The 2017 plebiscite on Puerto Rico’s status included this explanation of Free Association:
Free Association: Puerto Rico should adopt a status outside of the Territory Clause of the Constitution of the United States that recognizes the sovereignty of the People of Puerto Rico. The Free Association would be based on a free and voluntary political association, the specific terms of which shall be agreed upon between the United States and Puerto Rico as sovereign nations. Such agreement would provide the scope of the jurisdictional powers that the People of Puerto Rico agree to confer to the United States and retain all other jurisdictional powers and authorities. Under this option the American citizenship would be subject to negotiation with the United States Government.
In an effort to understand what Free Association would look like, we can examine Palau, the Federated States of Micronesia (FSM) or the Republic of the Marshall Islands (RMI), three nations that have Compacts of Free Association (COFA) with the United States since 1986 (FSM and RMI) or 1994 (Palau).
Each Compact has been renegotiated once and will be up for renewal in 2023 or 2024.
A 2016 Mother Jones article takes on the COFAs, calling them “obscure 30-year-old treat[ies] [that have] landed thousands of Micronesians in poverty and homelessness in Hawaii.”
As the article explains, Under the terms of COFAs, the United States retained military control of a wide area of the Pacific and the use of sites for missile tests and other defense functions. In exchange, the COFA nations, also called the Freely Associated States (FAS), received protection by America’s armed forces and the right to live and work in the United States without a visa.
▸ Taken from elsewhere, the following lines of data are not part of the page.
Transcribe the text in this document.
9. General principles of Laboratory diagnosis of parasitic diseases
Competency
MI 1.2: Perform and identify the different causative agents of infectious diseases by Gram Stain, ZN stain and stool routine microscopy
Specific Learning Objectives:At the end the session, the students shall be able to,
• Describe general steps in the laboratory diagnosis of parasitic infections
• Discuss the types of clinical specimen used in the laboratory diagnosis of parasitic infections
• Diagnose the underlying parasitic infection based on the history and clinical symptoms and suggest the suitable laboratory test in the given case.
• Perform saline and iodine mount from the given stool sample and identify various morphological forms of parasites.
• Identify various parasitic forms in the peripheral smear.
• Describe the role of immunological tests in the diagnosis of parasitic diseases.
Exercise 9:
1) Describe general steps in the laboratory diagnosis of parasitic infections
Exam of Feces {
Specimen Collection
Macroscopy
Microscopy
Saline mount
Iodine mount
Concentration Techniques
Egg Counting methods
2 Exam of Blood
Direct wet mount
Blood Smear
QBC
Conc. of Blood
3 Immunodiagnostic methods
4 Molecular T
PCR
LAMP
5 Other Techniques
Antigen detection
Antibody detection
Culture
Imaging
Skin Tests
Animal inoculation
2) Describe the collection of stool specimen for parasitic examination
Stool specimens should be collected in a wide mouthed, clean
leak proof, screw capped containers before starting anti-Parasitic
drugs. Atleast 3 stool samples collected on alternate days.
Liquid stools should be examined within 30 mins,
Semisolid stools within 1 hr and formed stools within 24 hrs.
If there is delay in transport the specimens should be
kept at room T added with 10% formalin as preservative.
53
The FAS also received some economic aid, and COFA migrants in the states qualified for assistance in federal programs such as Medicaid.
By the time Mother Jones reported on the COFA relationship in 2016, FAS migrants living in the U.S. felt that their contributions were not recognized or respected. Notably, as noncitizens, they can’t vote, and in 1996 – just 10 years after the initial COFA – COFA migrants in the U.S lost access to federal safety net programs to which they were once entitled in a landmark federal welfare reform law.
The 1996 law ended the right of most immigrants to Medicaid and other federal programs, such as food stamps and Temporary Assistance for Needy Families (TANF) stipends. Certain immigrant groups were granted an exception to this change, but the COFA population was not.
“We gave up a lot for the Compact of Free Association,” explained Jojo Peter, a native of Chuuk and co-founder of the COFA Community & Advocacy Network, based in Honolulu, as reported in Mother Jones. “Almost all of the Northern Hemisphere between Japan and Hawaii has been given to the United States exclusively for its military purpose.”
Peter continued, “And then we come here and pay taxes just like everybody else, but we don’t have access to the same thing that we pay for. So for us, it’s like we’re paying over and over again for this treatment that we expect to be fair.”
If Puerto Ricans choose to negotiate a COFA of their own, their access to U.S. citizenship will be placed in jeopardy and federal financial support can be expected to drop dramatically – both in Puerto Rico and among Puerto Ricans living in the 50 states.
There is no way of knowing before the vote what kind of COFA the new nation of Puerto Rico might be able to negotiate. However, it makes sense to look at the experience of the current COFA nations, and the lack of success Puerto Rico has had in negotiating an “enhanced commonwealth.” These historical facts provide some real-world data to balance the hopes of those who make optimistic predictions about a powerful Puerto Rico under Free Association.